By Lise Alves, Senior Contributing Reporter
SÃO PAULO, BRAZIL – The world’s largest meat processor, Brazilian company JBS, announced on Tuesday a divestment program that it hopes will render R$6 billion. In addition to selling its participation in one of the largest dairy product firms in Brazil it will also sell its participation in a food processing subsidiary in Northern Ireland and in a livestock confinement business in the United States.
The divestment program will reduce the company’s net debt and, consequently, its financial leverage, strengthening JBS’ financial structure,” said the statement issued by JBS to its investors on June 20th.
According to the company assets involved in the divestment program include the sale of 19.2 percent participation in Brazil’s Vigor Alimentos S.A., the sale of its participation in Ireland’s poultry processing giant Moy Park, and the sale of Five Rivers Cattle Feeding assets and farms with operations in the United States and Canada.

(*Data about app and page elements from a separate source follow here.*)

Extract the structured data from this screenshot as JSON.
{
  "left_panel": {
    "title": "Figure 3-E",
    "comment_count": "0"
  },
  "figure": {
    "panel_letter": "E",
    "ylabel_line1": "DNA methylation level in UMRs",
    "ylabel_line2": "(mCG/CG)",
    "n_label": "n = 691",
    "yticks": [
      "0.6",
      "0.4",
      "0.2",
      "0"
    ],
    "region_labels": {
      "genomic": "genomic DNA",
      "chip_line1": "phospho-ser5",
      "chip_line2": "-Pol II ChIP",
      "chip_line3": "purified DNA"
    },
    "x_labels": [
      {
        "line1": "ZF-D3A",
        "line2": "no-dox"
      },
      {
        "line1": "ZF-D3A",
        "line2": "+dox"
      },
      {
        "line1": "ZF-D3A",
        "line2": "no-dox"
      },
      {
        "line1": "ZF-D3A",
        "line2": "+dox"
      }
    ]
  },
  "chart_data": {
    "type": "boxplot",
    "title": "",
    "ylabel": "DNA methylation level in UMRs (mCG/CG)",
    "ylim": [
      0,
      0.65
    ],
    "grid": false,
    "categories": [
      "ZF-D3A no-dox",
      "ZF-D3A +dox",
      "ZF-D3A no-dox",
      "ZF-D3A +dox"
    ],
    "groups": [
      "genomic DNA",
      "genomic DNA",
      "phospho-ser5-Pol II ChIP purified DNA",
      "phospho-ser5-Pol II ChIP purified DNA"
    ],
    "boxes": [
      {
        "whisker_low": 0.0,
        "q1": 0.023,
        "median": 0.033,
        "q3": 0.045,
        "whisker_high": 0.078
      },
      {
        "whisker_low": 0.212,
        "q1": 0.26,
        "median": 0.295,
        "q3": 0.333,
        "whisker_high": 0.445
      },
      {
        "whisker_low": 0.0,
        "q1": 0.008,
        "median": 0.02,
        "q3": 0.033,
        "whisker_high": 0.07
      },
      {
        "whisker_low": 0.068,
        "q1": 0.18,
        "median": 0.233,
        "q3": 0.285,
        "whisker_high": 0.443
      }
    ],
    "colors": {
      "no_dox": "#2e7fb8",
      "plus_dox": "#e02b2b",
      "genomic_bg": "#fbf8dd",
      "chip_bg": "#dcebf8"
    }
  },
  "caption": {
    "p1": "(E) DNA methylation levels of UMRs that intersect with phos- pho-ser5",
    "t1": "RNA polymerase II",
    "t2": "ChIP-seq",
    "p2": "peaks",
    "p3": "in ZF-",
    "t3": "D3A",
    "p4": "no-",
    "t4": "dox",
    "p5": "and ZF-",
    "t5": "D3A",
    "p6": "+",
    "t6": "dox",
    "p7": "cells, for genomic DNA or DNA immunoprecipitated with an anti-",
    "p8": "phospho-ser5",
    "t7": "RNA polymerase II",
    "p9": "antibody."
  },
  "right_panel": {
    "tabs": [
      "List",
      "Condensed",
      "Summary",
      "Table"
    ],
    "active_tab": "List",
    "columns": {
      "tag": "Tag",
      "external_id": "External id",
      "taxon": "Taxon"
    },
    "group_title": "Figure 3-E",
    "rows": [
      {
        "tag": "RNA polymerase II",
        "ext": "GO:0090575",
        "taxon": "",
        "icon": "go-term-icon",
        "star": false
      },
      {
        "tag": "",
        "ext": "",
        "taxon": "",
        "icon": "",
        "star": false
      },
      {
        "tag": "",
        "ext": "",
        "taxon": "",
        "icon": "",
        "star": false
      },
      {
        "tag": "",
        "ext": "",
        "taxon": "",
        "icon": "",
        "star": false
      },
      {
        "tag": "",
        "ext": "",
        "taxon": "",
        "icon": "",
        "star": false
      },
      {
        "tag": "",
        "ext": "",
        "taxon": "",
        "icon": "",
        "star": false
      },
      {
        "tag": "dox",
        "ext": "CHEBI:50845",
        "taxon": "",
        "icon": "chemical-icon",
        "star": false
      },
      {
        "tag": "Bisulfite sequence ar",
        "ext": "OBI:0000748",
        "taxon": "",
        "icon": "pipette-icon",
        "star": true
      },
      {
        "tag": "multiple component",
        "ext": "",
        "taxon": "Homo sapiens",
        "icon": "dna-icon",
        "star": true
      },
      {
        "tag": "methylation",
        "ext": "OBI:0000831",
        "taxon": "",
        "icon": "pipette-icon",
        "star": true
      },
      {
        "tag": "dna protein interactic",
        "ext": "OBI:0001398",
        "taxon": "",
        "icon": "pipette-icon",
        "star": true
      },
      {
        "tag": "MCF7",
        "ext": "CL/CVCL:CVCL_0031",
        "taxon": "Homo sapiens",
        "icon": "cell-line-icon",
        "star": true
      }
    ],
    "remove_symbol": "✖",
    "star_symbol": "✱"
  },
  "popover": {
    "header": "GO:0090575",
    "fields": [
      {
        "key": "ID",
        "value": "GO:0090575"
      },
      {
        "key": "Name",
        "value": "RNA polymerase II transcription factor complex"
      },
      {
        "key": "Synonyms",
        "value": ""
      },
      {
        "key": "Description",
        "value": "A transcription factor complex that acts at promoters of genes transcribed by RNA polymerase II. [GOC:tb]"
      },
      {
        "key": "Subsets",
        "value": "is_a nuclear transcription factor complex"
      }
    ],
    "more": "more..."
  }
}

The decision to sell some of its assets comes less than two weeks after the meatpacking giant announced it was selling its subsidiaries in Argentina, Paraguay and Uruguay for US$300 million.
Caught up in Operação Lava Jato (Operation Car Wash), one of the largest corruption scandals in Brazilian history, JBS’ former CEO, Joesley Batista, made a deal last month with federal prosecutors to disclose illicit payments made to high-level politicians and executives to obtain benefits in the Brazilian Congress and in the country’s government funded development bank, BNDES.
Due to the plea-bargaining agreement made by Batista, J&F in Brazil, controller of meatpacking giant JBS, agreed to pay R$10.3 billion over the next 25 years. According to prosecutors, the fine is the largest to be paid for corruption in the world.